Additional information

Funding

This paper was written with financial support from Chile’s National Agency of Research and Development (ANID) (FONDECYT N° 3080018, N° 11110287 and N° 1150554; REDI170133) and institutional support from the Universidad Diego Portales.

Notes

1 Donor is understood as the person who donates gametes or embryos; surrogate is understood as the woman who lends her womb for the process of surrogate pregnancy.

2 Roberts (Citation2006) distinguishes between Baroque Catholicism and enlightened Catholicism: “Baroque Catholicism, for the purposes of my analysis here, signifies outwardly focused devotion entered on personalistic exchanges with God and saints, with relatively little attention paid to Church doctrine. Enlightened Catholicism denotes a cultivation of the individual self as inwardly focused, temperate, and rule-oriented” (Citation2006, 513). Health professionals and patients proclaim the presence of God in the laboratory, positioning them closer to Baroque Catholicism.

3 This survey took a random sample of 1500 people, representative of the population aged between 18 and 65 years in Greater Santiago.

4 Twenty-five semi-structured interviews and six focus groups (with eight participants in each) were conducted. The interviewees and participants in the focus groups were selected through purposeful theoretical sampling, using as the selection criteria the variables that, according to the survey, influence opinions about ARTs: age, gender, religion, socioeconomic group, and political position.

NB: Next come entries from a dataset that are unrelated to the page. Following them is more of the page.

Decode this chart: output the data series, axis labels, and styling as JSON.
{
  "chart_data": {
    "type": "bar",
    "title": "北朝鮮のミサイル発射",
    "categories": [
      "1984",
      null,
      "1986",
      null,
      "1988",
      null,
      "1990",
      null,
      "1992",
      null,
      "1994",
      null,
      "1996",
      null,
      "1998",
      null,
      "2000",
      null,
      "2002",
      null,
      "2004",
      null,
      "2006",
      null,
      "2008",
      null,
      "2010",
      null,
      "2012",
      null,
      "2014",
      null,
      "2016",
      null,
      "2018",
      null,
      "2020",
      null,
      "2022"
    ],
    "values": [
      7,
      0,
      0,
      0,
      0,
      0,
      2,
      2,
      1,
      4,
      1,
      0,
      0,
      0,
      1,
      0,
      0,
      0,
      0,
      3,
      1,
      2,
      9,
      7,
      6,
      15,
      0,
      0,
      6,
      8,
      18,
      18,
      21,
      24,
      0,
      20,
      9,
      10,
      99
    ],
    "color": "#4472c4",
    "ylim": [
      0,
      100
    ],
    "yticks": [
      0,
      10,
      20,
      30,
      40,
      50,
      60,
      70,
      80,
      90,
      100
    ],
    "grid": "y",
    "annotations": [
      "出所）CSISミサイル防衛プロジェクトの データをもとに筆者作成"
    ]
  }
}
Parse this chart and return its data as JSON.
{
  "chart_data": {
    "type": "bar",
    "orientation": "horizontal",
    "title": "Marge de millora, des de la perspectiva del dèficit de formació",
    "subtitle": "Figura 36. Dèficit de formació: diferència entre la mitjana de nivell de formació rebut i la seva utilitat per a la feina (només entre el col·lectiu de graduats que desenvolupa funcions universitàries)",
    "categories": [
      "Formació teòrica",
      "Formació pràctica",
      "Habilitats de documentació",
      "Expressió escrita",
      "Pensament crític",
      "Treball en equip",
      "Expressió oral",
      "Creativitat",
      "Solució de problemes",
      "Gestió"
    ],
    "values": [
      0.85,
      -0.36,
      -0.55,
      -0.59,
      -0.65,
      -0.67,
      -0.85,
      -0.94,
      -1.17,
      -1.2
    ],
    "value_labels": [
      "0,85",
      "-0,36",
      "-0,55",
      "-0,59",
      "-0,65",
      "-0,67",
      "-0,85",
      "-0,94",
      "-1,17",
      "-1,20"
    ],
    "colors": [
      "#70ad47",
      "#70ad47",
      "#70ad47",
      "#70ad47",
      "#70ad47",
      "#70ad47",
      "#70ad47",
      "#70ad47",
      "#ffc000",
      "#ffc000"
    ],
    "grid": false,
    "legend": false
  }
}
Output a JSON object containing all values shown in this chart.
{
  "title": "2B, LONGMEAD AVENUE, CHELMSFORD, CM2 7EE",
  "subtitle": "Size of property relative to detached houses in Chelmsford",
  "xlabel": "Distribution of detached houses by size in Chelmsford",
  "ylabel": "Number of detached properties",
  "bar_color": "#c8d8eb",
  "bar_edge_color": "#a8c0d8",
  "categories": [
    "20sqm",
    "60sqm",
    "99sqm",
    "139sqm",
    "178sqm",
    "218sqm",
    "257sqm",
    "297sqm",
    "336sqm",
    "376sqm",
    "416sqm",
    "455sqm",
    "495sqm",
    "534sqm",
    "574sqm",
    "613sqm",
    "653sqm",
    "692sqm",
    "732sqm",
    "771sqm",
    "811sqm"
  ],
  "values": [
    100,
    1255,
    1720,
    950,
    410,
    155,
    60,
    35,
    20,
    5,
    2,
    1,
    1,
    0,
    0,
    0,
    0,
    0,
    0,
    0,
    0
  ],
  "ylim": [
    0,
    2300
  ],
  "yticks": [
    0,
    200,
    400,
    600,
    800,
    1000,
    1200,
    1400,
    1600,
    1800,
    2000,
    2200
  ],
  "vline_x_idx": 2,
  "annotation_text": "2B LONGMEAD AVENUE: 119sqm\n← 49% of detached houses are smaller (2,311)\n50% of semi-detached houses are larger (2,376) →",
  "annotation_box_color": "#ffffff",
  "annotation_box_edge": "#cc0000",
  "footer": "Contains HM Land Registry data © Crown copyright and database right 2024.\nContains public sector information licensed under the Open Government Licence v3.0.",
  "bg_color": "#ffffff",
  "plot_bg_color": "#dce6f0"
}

5 The Catholic Church has strongly opposed ARTs (Asplund Citation2020).

6 This Register has been kept by the Chilean Society of Reproductive Medicine and the Latin American Register of Assisted Reproduction since 1990. Medical centers voluntarily submit information about the assisted reproduction procedures they carry out each year.

7 A cycle of IVF can cost around 13 times the minimum monthly wage (this is an estimate because the cost varies widely depending on the clinic, the medical team and a person’s health insurance).

8 There is a low and high-complexity assisted fertilization program for beneficiaries of the National Health Fund (FONASA). Couples who opt for the low-complexity assisted fertilization program (artificial insemination) must have been unable to achieve a clinical pregnancy after at least 12 months of sexual relations. The maximum frequency of the low-complexity treatment is three cycles in a year. Couples do not need to be married but must show that they have lived together for at least two years. The prioritization criteria for high-complexity treatments (IVF, ICSI) include: months on the waiting list, having no children and ovarian reserve (rather than the woman’s age). The selected couples receive a complete cycle and the couples who achieve pregnancy in the first attempt and have cryopreserved embryos have access to a second attempt (only once). (For further information (in Spanish), see https://www.chileatiende.gob.cl/fichas/23778-programa-de-fertilizacion-asistida-de-baja-y-alta-complejidad-en-la-red-publica-o-red-preferente-mai-de-fonasa).

9 Interviews with people for whom ARTs was not successful and/or had children through adoption received less attention.

10 The cases of participants in homosexual relations or who had children without a partner were not considered since their reproductive journey is very different to that of heterosexual couples (for example they do not necessarily have fertility problems and know from the outset that third-party participation will be required) (Herrera Citation2009).

11 The concept of biological child is understood in different ways by the participants: it can be understood as a product of the union of their gametes (genetic) or as a product of the mother’s pregnancy.